Remember those who built the pyramids
People marvel at and visit the pyramids in Egypt thousands of years after they were built. The mummified bodies of the pharaohs are preserved, discovered, and exhibited with all their splendour and wealth buried and preserved with them (believing it would make life comfortable for them in the next world). Yet nobody remembers the poor souls who laboured to build them. The movement of tons of rocks by what many now believe were paid workers rather than slaves, left many thousand dead and injured, although few records were kept.
The modern development and infrastructure in the Gulf states are impressive. Many visitors marvel at Arabian deserts being transformed into the most built-up, developed, and wealthy states in the world. Qatar has followed in the path of the United Arab Emirates and the World Cup has speeded up its development process.
But the development of places like Dubai, Qatar, and other Gulf emirates has been done on the back of an army of South Asian labourers who for decades have toiled and been exploited through the kafala employment system, with appalling living conditions, and other restrictive practices. They are denied the opportunity to use the benefits of their labour and turn them into local investments and businesses without partnering with locals (as they would be able to in the West). They are even restricted from living a proper family life.
It is these labourers who have been at the bottom of a caste-like employment system.

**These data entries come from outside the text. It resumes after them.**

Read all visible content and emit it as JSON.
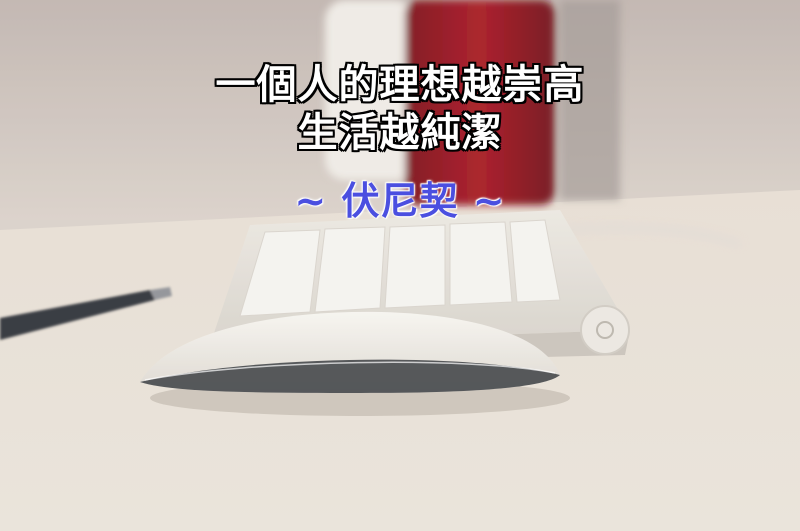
{
  "quote": {
    "line1": "一個人的理想越崇高",
    "line2": "生活越純潔",
    "author": "~ 伏尼契 ~"
  },
  "colors": {
    "quote_text": "#ffffff",
    "quote_outline": "#000000",
    "author_text": "#4b4fe0"
  }
}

Yet, it is the South Asian populations and expatriates who effectively manage the economy of these countries. Without them, these countries would cease to function and generate the wealth they do, which mostly benefits the local citizens, who are looked after by the state for life.
One of the benefits of the World Cup being in Qatar is that it has brought greater awareness and scrutiny of employment practices of expatriate labour in Gulf states. Under international pressure, some improvements in working practices, including the infamous kafala system of employment in Qatar, have been made, but there is a long way to go.

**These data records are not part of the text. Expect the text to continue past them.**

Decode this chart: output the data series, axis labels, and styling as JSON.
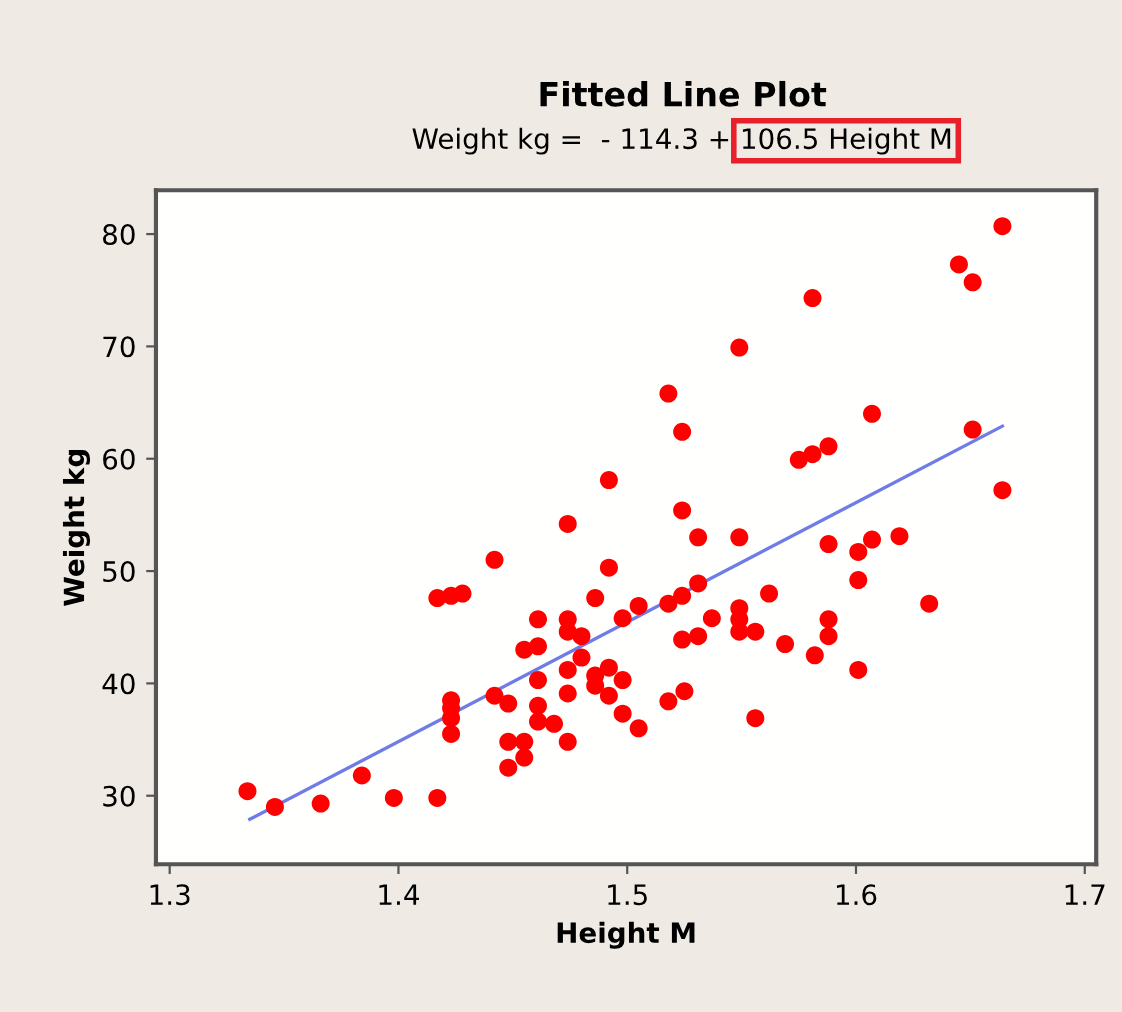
{
  "chart_data": {
    "type": "scatter",
    "title": "Fitted Line Plot",
    "subtitle": "Weight kg =  - 114.3 + 106.5 Height M",
    "xlabel": "Height M",
    "ylabel": "Weight kg",
    "xlim": [
      1.294,
      1.705
    ],
    "ylim": [
      23.9,
      83.9
    ],
    "xticks": [
      1.3,
      1.4,
      1.5,
      1.6,
      1.7
    ],
    "yticks": [
      30,
      40,
      50,
      60,
      70,
      80
    ],
    "grid": false,
    "legend": false,
    "series": [
      {
        "marker": "circle",
        "color": "#ff0000",
        "x": [
          1.334,
          1.346,
          1.366,
          1.384,
          1.398,
          1.417,
          1.417,
          1.423,
          1.428,
          1.442,
          1.423,
          1.423,
          1.423,
          1.423,
          1.442,
          1.448,
          1.448,
          1.455,
          1.448,
          1.455,
          1.455,
          1.461,
          1.461,
          1.461,
          1.461,
          1.461,
          1.468,
          1.474,
          1.474,
          1.474,
          1.474,
          1.474,
          1.474,
          1.48,
          1.48,
          1.486,
          1.486,
          1.486,
          1.492,
          1.492,
          1.492,
          1.492,
          1.498,
          1.498,
          1.498,
          1.505,
          1.505,
          1.518,
          1.518,
          1.518,
          1.524,
          1.524,
          1.524,
          1.524,
          1.525,
          1.531,
          1.531,
          1.531,
          1.537,
          1.549,
          1.549,
          1.549,
          1.549,
          1.549,
          1.556,
          1.556,
          1.562,
          1.569,
          1.575,
          1.581,
          1.581,
          1.582,
          1.588,
          1.588,
          1.588,
          1.588,
          1.601,
          1.601,
          1.601,
          1.607,
          1.607,
          1.619,
          1.632,
          1.645,
          1.651,
          1.651,
          1.664,
          1.664
        ],
        "values": [
          30.4,
          29.0,
          29.3,
          31.8,
          29.8,
          29.8,
          47.6,
          47.8,
          48.0,
          51.0,
          38.5,
          37.8,
          36.9,
          35.5,
          38.9,
          38.2,
          34.8,
          34.8,
          32.5,
          33.4,
          43.0,
          43.3,
          45.7,
          40.3,
          38.0,
          36.6,
          36.4,
          45.7,
          54.2,
          41.2,
          39.1,
          34.8,
          44.6,
          44.2,
          42.3,
          47.6,
          40.7,
          39.8,
          50.3,
          41.4,
          38.9,
          58.1,
          45.8,
          40.3,
          37.3,
          46.9,
          36.0,
          65.8,
          47.1,
          38.4,
          62.4,
          55.4,
          47.8,
          43.9,
          39.3,
          53.0,
          48.9,
          44.2,
          45.8,
          69.9,
          53.0,
          46.7,
          45.7,
          44.6,
          44.6,
          36.9,
          48.0,
          43.5,
          59.9,
          60.4,
          74.3,
          42.5,
          61.1,
          52.4,
          45.7,
          44.2,
          51.7,
          49.2,
          41.2,
          64.0,
          52.8,
          53.1,
          47.1,
          77.3,
          75.7,
          62.6,
          80.7,
          57.2
        ]
      },
      {
        "type": "line",
        "color": "#6f7ce8",
        "line_style": "solid",
        "x": [
          1.335,
          1.664
        ],
        "values": [
          27.9,
          62.9
        ]
      }
    ]
  }
}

In the Gulf, those who generate the wealth of these states have the least share of it. In my opinion, the conditions and lives of these workers is the big human rights issue, simply because these people represent the majority population of the country and therefore the most affected.

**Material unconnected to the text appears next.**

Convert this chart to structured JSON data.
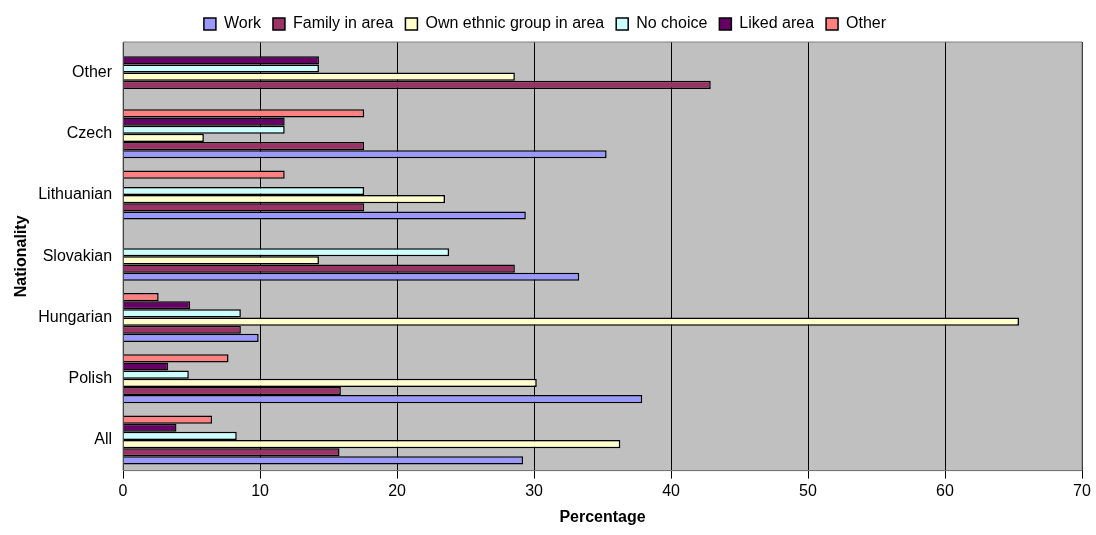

I hope FIFA and the football players will pay tribute to the workers who have built Qatar and will manage the World Cup 2022 (even wear an armband in solidarity). I also hope that the Qatari rulers will share some of the wealth they generate with those who helped build and manage the country. As for the football fans, I do hope that they will treat the local workers with respect and well, as they are the ones they will mostly see and interact with. If things go wrong, it is these workers who will get abused and pay the price for failure.
I do not doubt that Qatar with its immense wealth will deliver a magnificent spectacle and tournament for the world to see. It also promises to be an event that will bring together many races and cultures in proximity to one another and will hopefully remove preconceived ideas about both Qatar and people on all sides.
I attended the Expo 2022 in Dubai at the beginning of the year, and it was a thoroughly enjoyable experience visiting the tents of different countries and seeing people from all around the world come together. Even the criticism of Qatar is and will hopefully have a positive impact. It is much better that learning and change happen through human interaction and critique, and via sport than war.
As a Muslim, Westerner, and football fan, I am genuinely looking forward to the first World Cup in a Muslim country, as well as the football. However, I do hope we all remember those who built the pyramids of today in Arabia, and for a long time to come.